In der katholischen Ethik habe der Freiburger Wissenschaftler sehr viele Türen aufgestoßen und die katholische Sexualmoral vorangebracht, so Rahner. Als Beispiele nannte sie die Themen Sexualität und Missbrauch sowie den Umgang mit Frauen in seiner Kirche. Für den innerkatholischen Gesprächsprozess Synodaler Weg, bei dem Schockenhoff sich im Forum Sexualität engagiert hatte, sei dessen Tod eine Katastrophe.
Theologe Striet würdigt Schockenhoff
Als exzellenten Wissenschaftler, dessen Argumente in Politik und Gesellschaft Gehör fanden, hat der Freiburger Theologe Magnus Striet seinen am Wochenende gestorbenen Kollegen Eberhard Schockenhoff gewürdigt.

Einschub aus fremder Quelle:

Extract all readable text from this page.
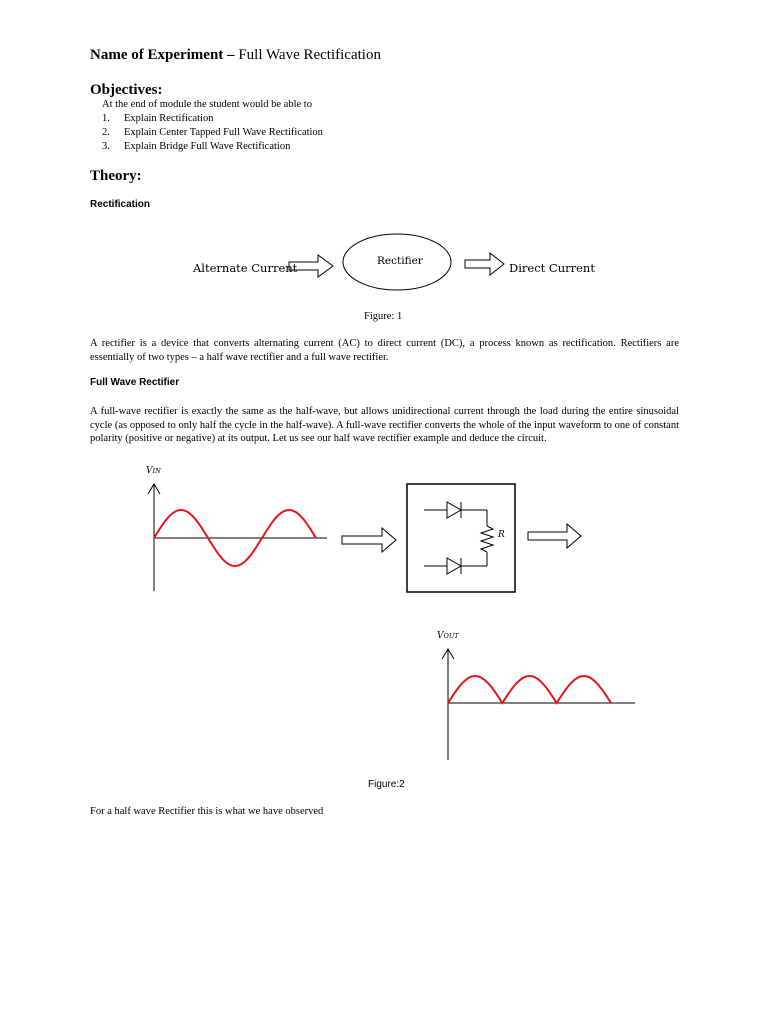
Name of Experiment – Full Wave Rectification
Objectives:
At the end of module the student would be able to
1. Explain Rectification
2. Explain Center Tapped Full Wave Rectification
3. Explain Bridge Full Wave Rectification
Theory:
Rectification
Alternate Current	Rectifier	Direct Current
Figure: 1
A rectifier is a device that converts alternating current (AC) to direct current (DC), a process known as rectification. Rectifiers are essentially of two types – a half wave rectifier and a full wave rectifier.
Full Wave Rectifier
A full-wave rectifier is exactly the same as the half-wave, but allows unidirectional current through the load during the entire sinusoidal cycle (as opposed to only half the cycle in the half-wave). A full-wave rectifier converts the whole of the input waveform to one of constant polarity (positive or negative) at its output. Let us see our half wave rectifier example and deduce the circuit.
VIN
R
VOUT
Figure:2
For a half wave Rectifier this is what we have observed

Beispielsweise habe sich Schockenhoff in biopolitischen Debatten stets dafür eingesetzt, "ethische Prinzipien nicht einfach ökonomischen Nutzenkalkülen zu opfern", sagte Striet am Montag im Deutschlandfunk (DLF).
Schockenhoffs Stärke sei es auch gewesen, stets neugierig für neue gesellschaftliche und wissenschaftliche Entwicklungen zu bleiben und begründete Kritik oder neue Argumente für sein Denken zu nutzen, so Striet. "Auch seine Haltung, wonach Theologie nie abstrakte Debatte, sondern eine menschennahe Theologie sein soll, wird bleiben."

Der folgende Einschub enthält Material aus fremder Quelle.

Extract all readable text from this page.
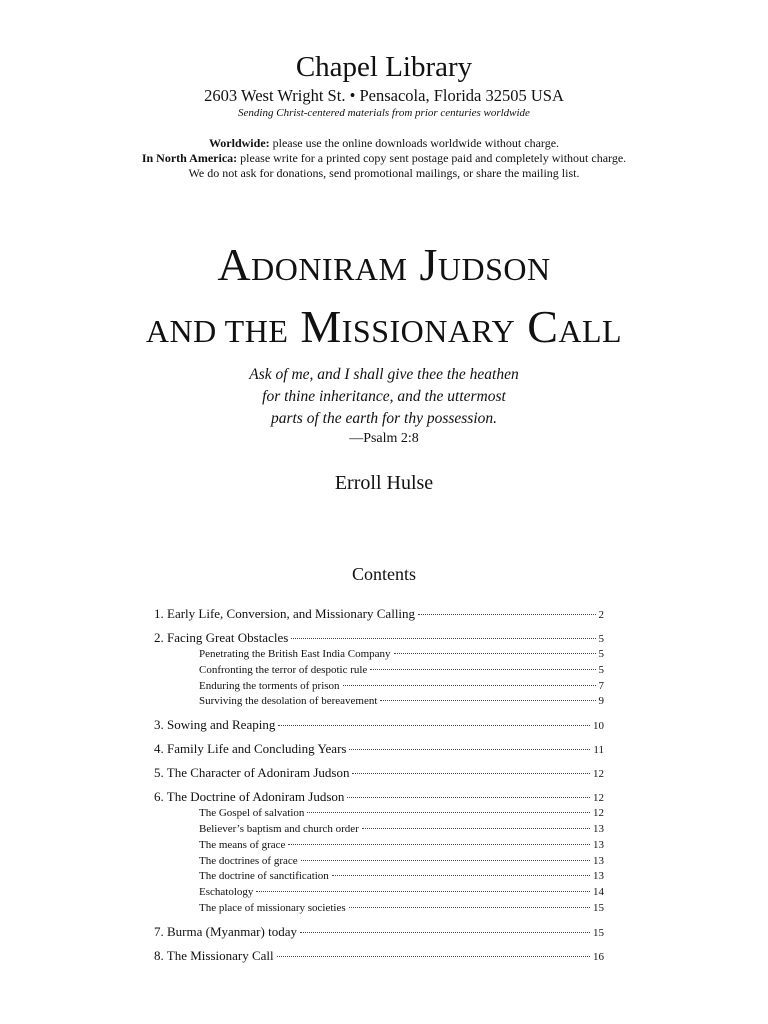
Chapel Library
2603 West Wright St. • Pensacola, Florida 32505 USA
Sending Christ-centered materials from prior centuries worldwide
Worldwide: please use the online downloads worldwide without charge.
In North America: please write for a printed copy sent postage paid and completely without charge.
We do not ask for donations, send promotional mailings, or share the mailing list.
ADONIRAM JUDSON
AND THE MISSIONARY CALL
Ask of me, and I shall give thee the heathen
for thine inheritance, and the uttermost
parts of the earth for thy possession.
—Psalm 2:8
Erroll Hulse
Contents
1. Early Life, Conversion, and Missionary Calling	2
2. Facing Great Obstacles	5
Penetrating the British East India Company	5
Confronting the terror of despotic rule	5
Enduring the torments of prison	7
Surviving the desolation of bereavement	9
3. Sowing and Reaping	10
4. Family Life and Concluding Years	11
5. The Character of Adoniram Judson	12
6. The Doctrine of Adoniram Judson	12
The Gospel of salvation	12
Believer’s baptism and church order	13
The means of grace	13
The doctrines of grace	13
The doctrine of sanctification	13
Eschatology	14
The place of missionary societies	15
7. Burma (Myanmar) today	15
8. The Missionary Call	16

In innerkirchlichen Diskussionen - etwa im Bereich der Sexualmoral oder bei der Diskussion um wiederverheiratete Geschiedene - sei es Schockenhoff darum gegangen, "nach vorne zu kommen und historisch gewachsene Positionen zu überdenken, wenn sie nicht mehr haltbar sind", so Striet.

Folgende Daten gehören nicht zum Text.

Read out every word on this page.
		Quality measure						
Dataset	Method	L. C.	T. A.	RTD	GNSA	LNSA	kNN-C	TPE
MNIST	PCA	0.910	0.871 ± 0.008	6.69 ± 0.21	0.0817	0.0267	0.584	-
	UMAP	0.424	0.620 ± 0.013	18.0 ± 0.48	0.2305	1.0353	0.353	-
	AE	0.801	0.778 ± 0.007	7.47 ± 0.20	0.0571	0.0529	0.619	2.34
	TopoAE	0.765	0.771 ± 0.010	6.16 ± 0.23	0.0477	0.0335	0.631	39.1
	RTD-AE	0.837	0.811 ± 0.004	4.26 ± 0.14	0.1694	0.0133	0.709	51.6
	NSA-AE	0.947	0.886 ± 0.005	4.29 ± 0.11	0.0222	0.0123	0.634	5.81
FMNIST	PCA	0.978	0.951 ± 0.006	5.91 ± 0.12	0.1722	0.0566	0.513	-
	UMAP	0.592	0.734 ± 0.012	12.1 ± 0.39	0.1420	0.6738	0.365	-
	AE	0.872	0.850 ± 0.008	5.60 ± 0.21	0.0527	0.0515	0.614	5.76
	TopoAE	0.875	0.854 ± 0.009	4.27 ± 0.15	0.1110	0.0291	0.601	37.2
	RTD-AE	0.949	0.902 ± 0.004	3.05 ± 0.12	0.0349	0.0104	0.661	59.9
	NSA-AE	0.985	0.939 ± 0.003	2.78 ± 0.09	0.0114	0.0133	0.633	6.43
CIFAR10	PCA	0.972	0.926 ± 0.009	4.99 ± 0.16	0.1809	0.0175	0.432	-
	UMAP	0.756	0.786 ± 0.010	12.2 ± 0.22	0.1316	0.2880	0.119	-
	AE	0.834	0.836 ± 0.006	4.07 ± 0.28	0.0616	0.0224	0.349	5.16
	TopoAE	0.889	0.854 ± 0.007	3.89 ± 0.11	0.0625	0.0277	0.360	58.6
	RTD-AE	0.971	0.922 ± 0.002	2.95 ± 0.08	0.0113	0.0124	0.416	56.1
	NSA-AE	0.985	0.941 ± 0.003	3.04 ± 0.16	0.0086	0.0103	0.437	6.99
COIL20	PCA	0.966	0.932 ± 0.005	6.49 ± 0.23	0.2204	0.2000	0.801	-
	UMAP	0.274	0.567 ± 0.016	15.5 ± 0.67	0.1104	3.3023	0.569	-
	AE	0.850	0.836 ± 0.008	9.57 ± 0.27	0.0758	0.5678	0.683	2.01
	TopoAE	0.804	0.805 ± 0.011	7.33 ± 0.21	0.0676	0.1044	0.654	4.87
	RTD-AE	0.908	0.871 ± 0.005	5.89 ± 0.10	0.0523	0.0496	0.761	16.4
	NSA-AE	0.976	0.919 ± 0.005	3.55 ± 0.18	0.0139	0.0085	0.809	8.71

Schockenhoff: Priester und Professor
Geboren 1953 in Stuttgart studierte Eberhard Schockenhoff Theologie, zunächst in Tübingen, dann in Rom, wo er 1978 zum Priester geweiht wurde. Er promovierte bei Alfons Auer und war Assistent des späteren Kurienkardinals Walter Kasper in Tübingen. Anfang der 1990er wurde Schockenhoff als Professor für Moraltheologie nach Regensburg berufen, 1994 wechselte er nach Freiburg.
Seit 2001 war Schockenhoff Mitglied des Nationalen Ethikrats, von 2008 bis 2016 des Deutschen Ethikrats, dessen Vizevorsitzender er vier Jahre war. 2016 übernahm er die Präsidentschaft des Katholischen Akademischen Ausländerdienstes (KAAD) und war in vielen weiteren kirchlichen Gruppen und Zusammenhängen engagiert.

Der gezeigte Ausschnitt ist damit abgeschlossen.